Gold fell to a more than two-week low on Monday as investors preferred the safety of the dollar, with the currency underpinned by robust economic reports out of the United States, even as geopolitical risks and trade tensions persist.
Spot gold was steady at $1,277.86 an ounce at 1210 GMT, having touched $1,273.22 for its lowest since May 3.
U.S. gold futures were also little changed at $1,276.50.
"Trend is bearish for gold. Money is going into equities and the dollar as well. Dollar remains a primary investment and, despite the fall in equities, there is no fear of a further fall, and that's also attracting investments," said Jigar Trivedi, a commodities analyst at Mumbai-based Anand Rathi Shares & Stock Brokers.
The dollar index firmed near a two-week high, extending gains after strong U.S. housing data and a report pointing to lower unemployment helped the U.S. currency to mark its biggest weekly rise last week since early March.
Renewed U.S.-China trade fears have also helped the dollar to mimic its trajectory from last year, when it was preferred to gold as a perceived safe-haven asset.
Adding to the trade worries between the United States and China, Google confirmed a Reuters report stating that it had suspended some business with Chinese tech giant Huawei.

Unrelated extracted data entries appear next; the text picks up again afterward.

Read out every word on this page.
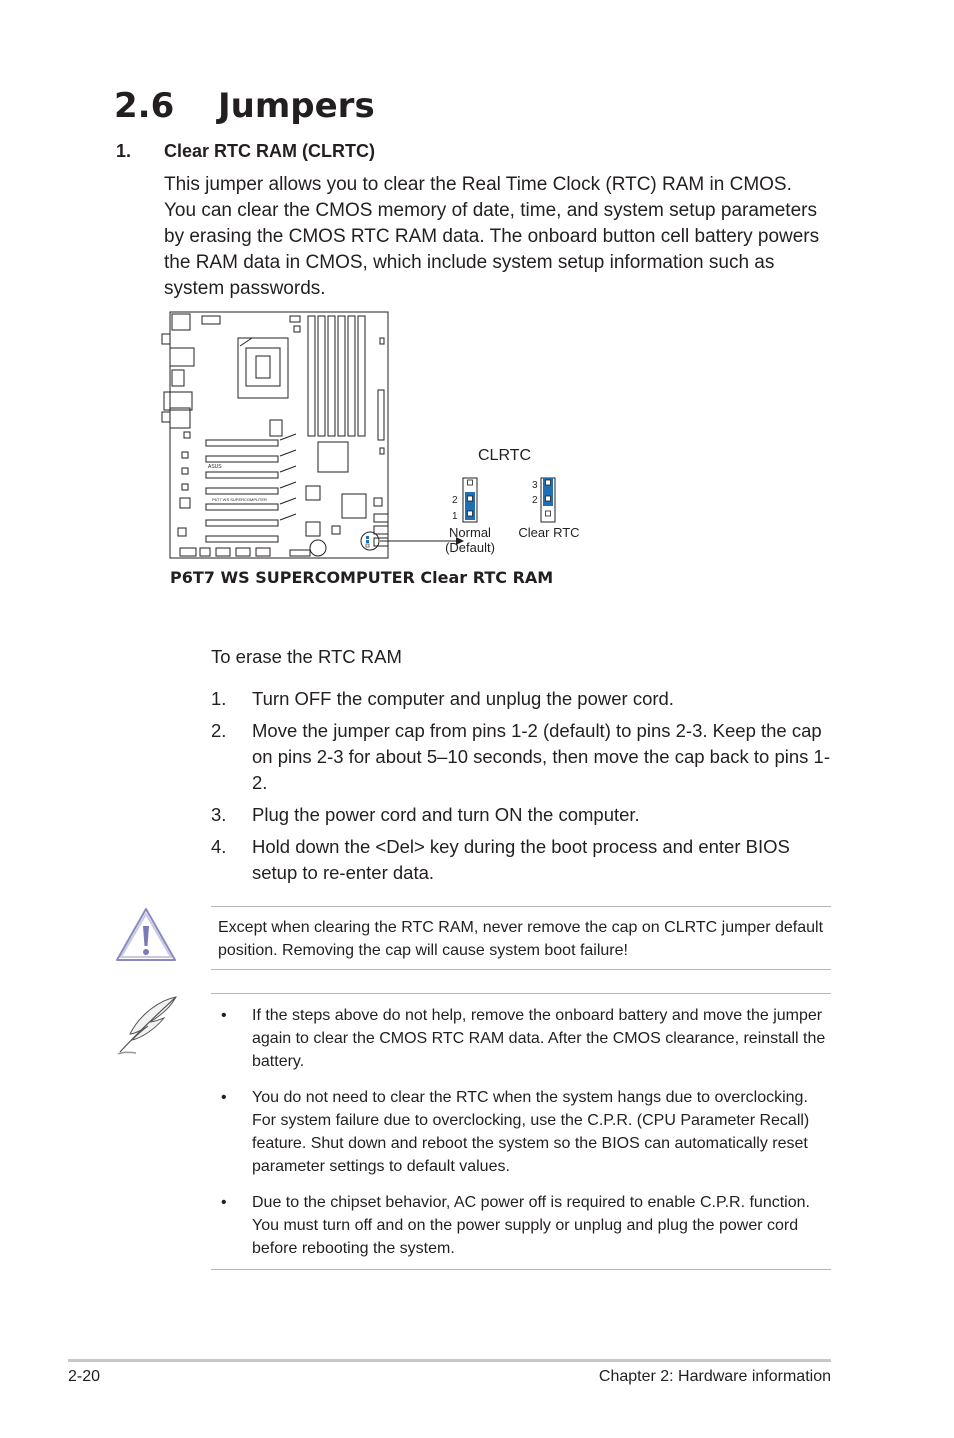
2.6 Jumpers
1. Clear RTC RAM (CLRTC)
This jumper allows you to clear the Real Time Clock (RTC) RAM in CMOS. You can clear the CMOS memory of date, time, and system setup parameters by erasing the CMOS RTC RAM data. The onboard button cell battery powers the RAM data in CMOS, which include system setup information such as system passwords.
ASUS
P6T7 WS SUPERCOMPUTER
CLRTC
2
1
Normal
(Default)
3
2
Clear RTC
P6T7 WS SUPERCOMPUTER Clear RTC RAM
To erase the RTC RAM
1. Turn OFF the computer and unplug the power cord.
2. Move the jumper cap from pins 1-2 (default) to pins 2-3. Keep the cap on pins 2-3 for about 5–10 seconds, then move the cap back to pins 1-2.
3. Plug the power cord and turn ON the computer.
4. Hold down the <Del> key during the boot process and enter BIOS setup to re-enter data.
Except when clearing the RTC RAM, never remove the cap on CLRTC jumper default position. Removing the cap will cause system boot failure!
• If the steps above do not help, remove the onboard battery and move the jumper again to clear the CMOS RTC RAM data. After the CMOS clearance, reinstall the battery.
• You do not need to clear the RTC when the system hangs due to overclocking. For system failure due to overclocking, use the C.P.R. (CPU Parameter Recall) feature. Shut down and reboot the system so the BIOS can automatically reset parameter settings to default values.
• Due to the chipset behavior, AC power off is required to enable C.P.R. function. You must turn off and on the power supply or unplug and plug the power cord before rebooting the system.
2-20	Chapter 2: Hardware information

In the Middle East, Iran was served a new warning by U.S. President Donald Trump, who tweeted that if the country wanted to fight, that would be Iran's "official end".
But Trivedi noted that investment demand for gold has failed to pick up. "Even with geopolitical tensions, no safe-haven demand has emerged," he said.
On the technical front, gold's break below key levels and failure to move above $1,300 is seen as a bearish sign, analysts said.
"For gold, $1,265 is now a critical support that must hold. A daily close below that region implies a much deeper correction could be imminent," OANDA analyst Jeffrey Halley said in a note.
Meanwhile, holdings of SPDR Gold Trust, the world's largest gold-backed exchange-traded fund, rose 0.4% to 736.17 tonnes on Friday.
Hedge funds and money managers, meanwhile, raised their net long positions in COMEX gold in the week to May 14, the U.S. Commodity Futures Trading Commission (CFTC) said on Friday.
Among other metals, silver was up 0.2% at $14.42 an ounce, having touched a more than five-month low at $14.33.
Platinum rose 0.4% to $816.55 and palladium was up 0.4% at $1,315.18.